Tower Health
- Formation: September 29, 2017
- Headquarters: West Reading, PA
- President & Chief Executive Officer: Michael Stern, FACHE
- Website: towerhealth.org

= Tower Health =

Health care system in Pennsylvania, US

Tower Health is a health system based in West Reading, Pennsylvania. It was created in 2017 when the former Reading Health System acquired five hospitals.

==Financial strain==
The 2017 formation of Tower Health represented a significant strategic expansion step by Reading Health System to extend and expand its regional presence and service capabilities. The ambitious effort came with initial fiscal strain, however.
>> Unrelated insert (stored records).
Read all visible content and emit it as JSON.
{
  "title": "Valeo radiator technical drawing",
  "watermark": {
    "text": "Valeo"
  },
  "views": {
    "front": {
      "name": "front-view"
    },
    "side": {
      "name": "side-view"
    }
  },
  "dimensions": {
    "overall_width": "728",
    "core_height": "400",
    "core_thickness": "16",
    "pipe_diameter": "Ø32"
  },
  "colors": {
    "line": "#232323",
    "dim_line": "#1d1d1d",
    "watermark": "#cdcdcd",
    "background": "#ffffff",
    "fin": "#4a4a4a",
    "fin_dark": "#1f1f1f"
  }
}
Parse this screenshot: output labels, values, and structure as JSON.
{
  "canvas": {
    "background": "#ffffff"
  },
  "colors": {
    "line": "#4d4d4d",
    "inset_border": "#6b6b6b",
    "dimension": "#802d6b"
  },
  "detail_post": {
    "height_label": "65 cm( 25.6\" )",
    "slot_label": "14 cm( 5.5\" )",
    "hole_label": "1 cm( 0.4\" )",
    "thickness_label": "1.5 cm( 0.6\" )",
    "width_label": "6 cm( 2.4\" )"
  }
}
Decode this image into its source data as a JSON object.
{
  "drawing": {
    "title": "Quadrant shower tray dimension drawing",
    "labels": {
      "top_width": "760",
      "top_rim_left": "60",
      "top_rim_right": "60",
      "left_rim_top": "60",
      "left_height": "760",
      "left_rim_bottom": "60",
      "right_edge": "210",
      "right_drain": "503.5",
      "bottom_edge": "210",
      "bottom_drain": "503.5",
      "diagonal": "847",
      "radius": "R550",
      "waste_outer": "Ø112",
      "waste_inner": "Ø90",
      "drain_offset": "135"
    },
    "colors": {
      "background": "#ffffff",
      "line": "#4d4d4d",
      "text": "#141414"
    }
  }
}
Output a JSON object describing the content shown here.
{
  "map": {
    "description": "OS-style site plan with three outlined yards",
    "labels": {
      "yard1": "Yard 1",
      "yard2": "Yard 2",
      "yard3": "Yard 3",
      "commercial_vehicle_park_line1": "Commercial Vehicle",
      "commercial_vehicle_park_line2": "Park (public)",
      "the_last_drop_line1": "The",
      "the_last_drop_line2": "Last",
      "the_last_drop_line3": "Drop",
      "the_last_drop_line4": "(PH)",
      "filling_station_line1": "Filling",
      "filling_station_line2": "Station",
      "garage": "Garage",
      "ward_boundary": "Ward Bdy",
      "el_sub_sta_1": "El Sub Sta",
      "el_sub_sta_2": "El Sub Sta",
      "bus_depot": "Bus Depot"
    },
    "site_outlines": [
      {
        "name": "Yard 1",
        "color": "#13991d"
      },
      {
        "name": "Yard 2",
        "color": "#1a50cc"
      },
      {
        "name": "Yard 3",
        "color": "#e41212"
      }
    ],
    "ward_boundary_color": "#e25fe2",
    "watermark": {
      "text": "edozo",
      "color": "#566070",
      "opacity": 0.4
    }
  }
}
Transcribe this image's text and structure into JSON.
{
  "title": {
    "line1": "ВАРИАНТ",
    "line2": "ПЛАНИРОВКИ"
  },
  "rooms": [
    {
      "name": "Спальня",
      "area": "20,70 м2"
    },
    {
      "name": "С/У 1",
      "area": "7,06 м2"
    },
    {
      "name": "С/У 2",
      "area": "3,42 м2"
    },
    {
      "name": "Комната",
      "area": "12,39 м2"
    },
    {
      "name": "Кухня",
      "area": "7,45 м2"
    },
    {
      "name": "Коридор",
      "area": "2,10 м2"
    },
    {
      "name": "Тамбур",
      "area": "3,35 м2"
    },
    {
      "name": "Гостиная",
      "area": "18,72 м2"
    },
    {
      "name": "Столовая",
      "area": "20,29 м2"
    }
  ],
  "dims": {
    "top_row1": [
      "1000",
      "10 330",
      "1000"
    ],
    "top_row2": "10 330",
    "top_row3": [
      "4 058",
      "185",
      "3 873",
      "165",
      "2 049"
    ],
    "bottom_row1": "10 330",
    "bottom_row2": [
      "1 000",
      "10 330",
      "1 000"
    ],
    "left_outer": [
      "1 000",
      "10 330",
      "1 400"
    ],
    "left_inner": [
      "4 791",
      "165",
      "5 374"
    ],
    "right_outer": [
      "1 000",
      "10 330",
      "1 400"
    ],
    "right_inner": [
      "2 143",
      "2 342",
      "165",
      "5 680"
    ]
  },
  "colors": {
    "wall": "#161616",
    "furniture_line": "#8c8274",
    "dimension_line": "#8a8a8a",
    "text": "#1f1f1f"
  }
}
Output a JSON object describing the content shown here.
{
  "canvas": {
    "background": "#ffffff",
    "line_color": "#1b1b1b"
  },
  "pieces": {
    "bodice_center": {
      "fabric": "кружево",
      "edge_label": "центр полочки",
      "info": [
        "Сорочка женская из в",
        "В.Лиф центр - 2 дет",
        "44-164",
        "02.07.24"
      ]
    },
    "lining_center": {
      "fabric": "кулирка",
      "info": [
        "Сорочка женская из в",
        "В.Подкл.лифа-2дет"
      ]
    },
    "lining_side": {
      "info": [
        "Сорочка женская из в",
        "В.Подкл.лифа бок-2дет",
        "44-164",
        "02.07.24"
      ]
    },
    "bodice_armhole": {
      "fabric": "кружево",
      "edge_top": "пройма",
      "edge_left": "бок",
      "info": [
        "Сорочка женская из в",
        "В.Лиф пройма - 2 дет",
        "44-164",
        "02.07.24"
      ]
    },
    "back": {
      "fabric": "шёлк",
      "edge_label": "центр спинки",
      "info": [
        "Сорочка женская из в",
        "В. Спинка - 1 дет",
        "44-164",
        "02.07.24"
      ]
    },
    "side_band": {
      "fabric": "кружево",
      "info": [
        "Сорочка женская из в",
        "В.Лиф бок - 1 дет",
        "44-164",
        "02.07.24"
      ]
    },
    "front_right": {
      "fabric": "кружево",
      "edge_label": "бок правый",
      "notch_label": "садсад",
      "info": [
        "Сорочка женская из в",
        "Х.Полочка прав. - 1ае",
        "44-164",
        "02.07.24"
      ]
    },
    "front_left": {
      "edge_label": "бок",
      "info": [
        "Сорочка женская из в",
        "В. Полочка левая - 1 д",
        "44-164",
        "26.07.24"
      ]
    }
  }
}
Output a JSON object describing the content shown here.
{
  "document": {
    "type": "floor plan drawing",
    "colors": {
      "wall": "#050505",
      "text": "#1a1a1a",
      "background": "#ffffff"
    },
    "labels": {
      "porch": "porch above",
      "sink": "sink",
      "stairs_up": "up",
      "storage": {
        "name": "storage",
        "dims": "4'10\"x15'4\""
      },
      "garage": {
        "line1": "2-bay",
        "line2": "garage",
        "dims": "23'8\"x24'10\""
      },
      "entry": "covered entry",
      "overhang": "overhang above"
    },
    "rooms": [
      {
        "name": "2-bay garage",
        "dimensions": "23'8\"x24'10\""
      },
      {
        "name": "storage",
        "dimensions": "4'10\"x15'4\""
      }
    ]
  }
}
The five hospitals acquired by Reading Health System collectively recorded a $17 million operating loss for the June 30, 2017, end of fiscal year, shortly prior to the acquisition being finalized. This underlying fiscal weakness in the acquired firms demonstrates that the strategic choice to proceed with the acquisition was a aggressive step. It suggests that projected long-term benefits such as increased market share and wider geographic reach were given more importance compared to the short-term fiscal well-being of the new companies. This early financial exposure of the newly affiliated hospitals subsequently contributed to a significant part of the dire financial issues and costly expansion Tower Health would encounter in the next years, paving the way for later divestitures and hospital closures.